You don't need to remember which axis is time and which is frequency, or what the units are it's stored with the data.
- **Convenience:** You can select, slice, or plot data using the real-world coordinate values (times, frequencies) instead of just numerical indices.
This makes analysis code easier to write and less prone to errors.
- **Metadata:** It can hold additional metadata about the processing steps in its `attrs` (attributes) dictionary.
**Using the Output:**
- **Input to Model:** For standard training or inference, you typically pass this `xr.DataArray` spectrogram directly to the BatDetect2 model functions.

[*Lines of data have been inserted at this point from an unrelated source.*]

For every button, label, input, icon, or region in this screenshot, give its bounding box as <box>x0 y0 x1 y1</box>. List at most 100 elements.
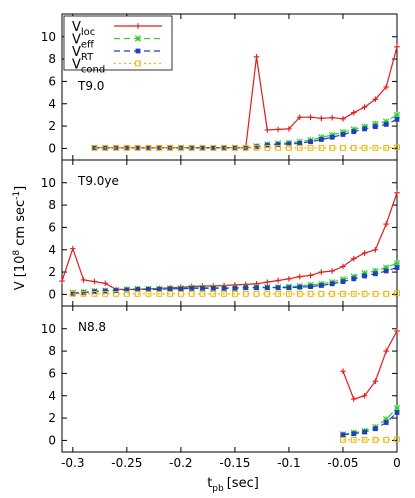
data-point-eff <box>393 404 401 412</box>
data-point-cond <box>340 290 346 297</box>
legend-marker-eff <box>134 35 142 42</box>
data-point-loc <box>394 190 400 196</box>
data-point-rt <box>146 145 151 151</box>
data-point-cond <box>253 144 260 151</box>
y-tick-label: 6 <box>48 74 56 88</box>
x-tick-label: -0.3 <box>61 456 84 470</box>
data-point-rt <box>156 286 162 292</box>
x-tick-label: -0.1 <box>277 456 300 470</box>
panel-label: T9.0 <box>77 79 104 93</box>
data-point-rt <box>394 410 400 415</box>
data-point-cond <box>221 144 227 151</box>
data-point-cond <box>372 144 379 151</box>
data-point-rt <box>329 281 335 287</box>
data-point-rt <box>297 284 303 290</box>
data-point-rt <box>146 286 151 292</box>
x-tick-label: -0.2 <box>169 456 192 470</box>
y-tick-label: 6 <box>48 366 56 380</box>
data-point-eff <box>383 118 390 125</box>
data-point-cond <box>329 290 336 297</box>
data-point-cond <box>199 144 206 151</box>
data-point-eff <box>372 120 379 128</box>
data-point-rt <box>275 285 281 291</box>
data-point-cond <box>394 144 400 151</box>
panel-label: T9.0ye <box>77 174 119 188</box>
data-point-rt <box>308 284 313 289</box>
data-point-cond <box>318 144 325 151</box>
data-point-rt <box>351 129 357 135</box>
data-point-loc <box>275 277 281 284</box>
data-point-rt <box>318 137 324 142</box>
data-point-loc <box>318 115 325 122</box>
data-point-cond <box>177 290 184 297</box>
data-point-cond <box>156 144 163 151</box>
data-point-loc <box>102 280 109 287</box>
panel-t9-0: 0 2 4 6 8 10 T9.0 <box>41 13 401 161</box>
panel-label: N8.8 <box>78 320 106 334</box>
data-point-loc <box>286 275 292 282</box>
data-point-cond <box>91 290 98 297</box>
data-point-loc <box>372 246 379 253</box>
data-point-cond <box>264 144 271 151</box>
data-point-rt <box>372 124 378 130</box>
data-point-loc <box>361 104 368 110</box>
data-point-rt <box>178 286 184 292</box>
data-point-eff <box>383 264 390 271</box>
data-point-rt <box>167 286 173 292</box>
data-point-cond <box>318 290 325 297</box>
data-point-rt <box>340 279 346 284</box>
data-point-eff <box>372 267 379 275</box>
data-point-rt <box>362 429 367 435</box>
data-point-loc <box>340 368 346 374</box>
data-point-rt <box>340 432 346 438</box>
data-point-cond <box>242 144 249 151</box>
data-point-cond <box>145 144 152 151</box>
data-point-rt <box>81 290 87 296</box>
series-line-loc <box>342 330 398 400</box>
data-point-loc <box>372 96 379 103</box>
legend-label-eff: Veff <box>72 33 95 51</box>
data-point-eff <box>393 259 401 267</box>
data-point-cond <box>286 144 292 151</box>
data-point-cond <box>232 144 238 151</box>
data-point-cond <box>361 144 368 151</box>
y-tick-label: 2 <box>48 119 56 133</box>
data-point-cond <box>188 290 195 297</box>
data-point-rt <box>394 265 400 271</box>
x-tick-label: -0.15 <box>219 456 250 470</box>
data-point-cond <box>307 144 314 151</box>
legend-marker-rt <box>135 48 141 54</box>
data-point-loc <box>296 273 303 280</box>
data-point-loc <box>340 116 346 122</box>
data-point-rt <box>351 431 357 437</box>
data-point-rt <box>200 285 205 291</box>
data-point-rt <box>383 268 389 274</box>
data-point-cond <box>69 290 76 297</box>
data-point-cond <box>361 436 368 443</box>
y-tick-label: 0 <box>48 287 56 301</box>
data-point-rt <box>372 271 378 277</box>
data-point-rt <box>372 426 378 432</box>
data-point-rt <box>318 283 324 288</box>
data-point-cond <box>232 290 238 297</box>
data-point-rt <box>232 285 238 291</box>
data-point-loc <box>350 109 357 116</box>
data-point-loc <box>307 272 314 279</box>
y-tick-label: 10 <box>41 322 56 336</box>
data-point-cond <box>167 144 173 151</box>
data-point-cond <box>350 144 357 151</box>
data-point-cond <box>177 144 184 151</box>
data-point-cond <box>264 290 271 297</box>
data-point-cond <box>286 290 292 297</box>
data-point-rt <box>221 285 227 291</box>
y-tick-label: 0 <box>48 141 56 155</box>
data-point-cond <box>372 436 379 443</box>
data-point-rt <box>362 273 367 279</box>
data-point-cond <box>156 290 163 297</box>
data-point-loc <box>361 250 368 256</box>
data-point-rt <box>124 287 130 293</box>
y-tick-label: 8 <box>48 52 56 66</box>
panel-frame <box>61 305 398 453</box>
x-tick-label: -0.25 <box>111 456 142 470</box>
data-point-loc <box>394 44 400 50</box>
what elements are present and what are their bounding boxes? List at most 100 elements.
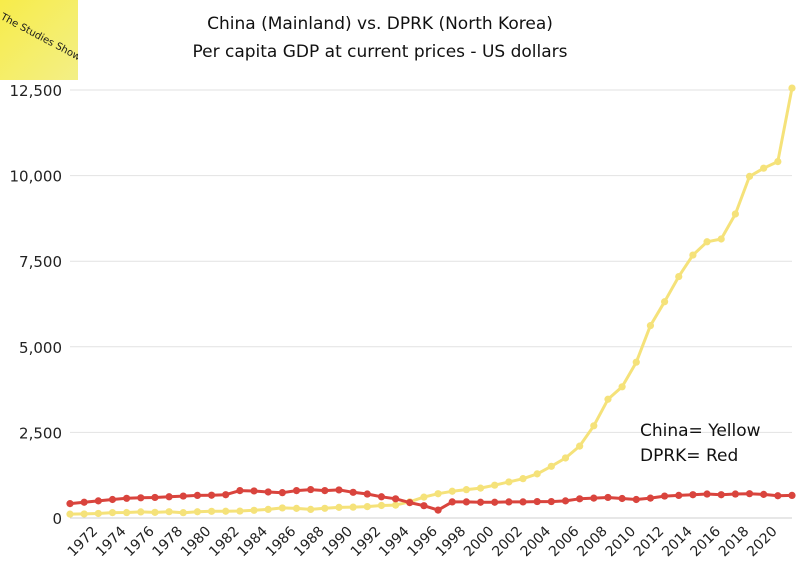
dprk-point — [392, 495, 400, 503]
china-point — [646, 322, 655, 330]
china-point — [632, 358, 640, 366]
x-tick-label: 2000 — [461, 524, 498, 561]
china-point — [434, 490, 442, 498]
y-tick-label: 2,500 — [19, 424, 62, 442]
china-point — [476, 484, 485, 492]
x-tick-label: 1974 — [93, 523, 130, 560]
china-point — [660, 298, 669, 306]
dprk-point — [236, 487, 244, 495]
x-tick-label: 1992 — [348, 524, 385, 561]
china-point — [151, 508, 159, 516]
x-tick-label: 1986 — [263, 523, 300, 560]
china-point — [604, 395, 612, 403]
dprk-point — [618, 494, 626, 503]
china-point — [193, 508, 202, 516]
chart-subtitle: Per capita GDP at current prices - US do… — [192, 42, 568, 62]
chart-title: China (Mainland) vs. DPRK (North Korea) — [207, 14, 553, 34]
dprk-point — [675, 491, 683, 500]
x-tick-label: 2002 — [489, 524, 526, 561]
china-point — [292, 504, 301, 512]
dprk-point — [207, 491, 216, 499]
dprk-point — [660, 492, 669, 500]
china-point — [278, 504, 286, 512]
y-tick-label: 12,500 — [10, 82, 63, 100]
china-series-line — [69, 87, 794, 516]
dprk-point — [335, 486, 343, 494]
china-point — [236, 507, 244, 515]
y-tick-label: 0 — [52, 510, 62, 528]
china-point — [462, 486, 470, 494]
china-point — [788, 84, 796, 92]
china-point — [66, 510, 74, 518]
china-point — [165, 508, 173, 516]
studies-show-badge: The Studies Show — [0, 0, 78, 80]
dprk-point — [363, 490, 371, 498]
dprk-point — [264, 488, 272, 496]
badge-background — [0, 0, 78, 80]
dprk-point — [349, 488, 357, 496]
dprk-point — [250, 487, 258, 495]
china-point — [745, 172, 754, 180]
dprk-point — [434, 506, 442, 514]
china-point — [392, 501, 400, 509]
x-tick-label: 2010 — [603, 524, 640, 561]
dprk-point — [420, 502, 428, 510]
x-tick-label: 1990 — [319, 524, 356, 561]
china-point — [80, 510, 88, 518]
dprk-point — [292, 487, 301, 495]
dprk-point — [505, 498, 513, 506]
dprk-series-line — [69, 488, 793, 512]
y-tick-label: 5,000 — [19, 339, 62, 357]
china-point — [222, 507, 230, 515]
x-tick-label: 1988 — [291, 524, 328, 561]
china-point — [321, 504, 329, 512]
dprk-point — [80, 498, 88, 506]
dprk-point — [448, 498, 456, 506]
china-point — [137, 508, 145, 516]
x-tick-label: 1996 — [404, 523, 441, 560]
dprk-point — [646, 494, 655, 502]
dprk-point — [731, 490, 739, 498]
y-tick-label: 7,500 — [19, 253, 62, 271]
dprk-point — [94, 497, 102, 505]
dprk-point — [165, 493, 173, 501]
china-point — [349, 503, 357, 511]
dprk-point — [137, 494, 145, 502]
china-point — [307, 505, 315, 514]
x-tick-label: 1978 — [150, 524, 187, 561]
dprk-point — [377, 493, 386, 501]
dprk-point — [108, 495, 117, 504]
dprk-point — [632, 495, 640, 504]
x-tick-label: 1980 — [178, 524, 215, 561]
china-point — [561, 454, 570, 462]
china-point — [590, 422, 598, 430]
china-point — [576, 442, 584, 450]
dprk-point — [151, 493, 159, 502]
china-point — [448, 487, 456, 495]
x-tick-label: 2018 — [716, 524, 753, 561]
china-point — [250, 506, 258, 514]
x-tick-label: 1984 — [235, 523, 272, 560]
dprk-point — [66, 500, 74, 508]
china-point — [675, 272, 683, 281]
x-tick-label: 1998 — [433, 524, 470, 561]
china-point — [335, 503, 343, 511]
dprk-point — [760, 490, 768, 498]
x-tick-label: 2014 — [659, 523, 696, 560]
china-point — [533, 470, 541, 478]
dprk-point — [717, 491, 725, 499]
china-point — [123, 508, 131, 517]
dprk-point — [604, 493, 612, 502]
dprk-point — [278, 489, 286, 497]
dprk-point — [561, 497, 570, 505]
china-point — [731, 210, 739, 218]
china-point — [363, 502, 371, 511]
dprk-point — [774, 492, 782, 500]
china-point — [703, 238, 711, 246]
dprk-point — [689, 491, 697, 499]
x-tick-label: 2012 — [631, 524, 668, 561]
china-point — [94, 509, 102, 518]
china-point — [519, 475, 527, 483]
dprk-point — [703, 490, 711, 498]
china-point — [689, 251, 697, 259]
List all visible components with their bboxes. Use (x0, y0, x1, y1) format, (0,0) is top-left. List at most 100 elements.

- **Inspection/Analysis:** If you're working programmatically, you can use xarray's powerful features.
For example (these are just illustrations of xarray):
```python
# Get the shape (frequency_bins, time_bins)
# print(spectrogram.shape)
# Get the frequency coordinate values
# print(spectrogram['frequency'].values)
# Select data near a specific time and frequency
# value_at_point = spectrogram.sel(time=0.5, frequency=50000, method="nearest")
# print(value_at_point)
# Select a time slice between 0.2 and 0.3 seconds
# time_slice = spectrogram.sel(time=slice(0.2, 0.3))
# print(time_slice.shape)
```
In summary, while BatDetect2 often handles preprocessing automatically based on your configuration, the underlying `Preprocessor` object provides a flexible interface for applying these steps programmatically if needed, returning results in the convenient and informative `xarray.DataArray` format.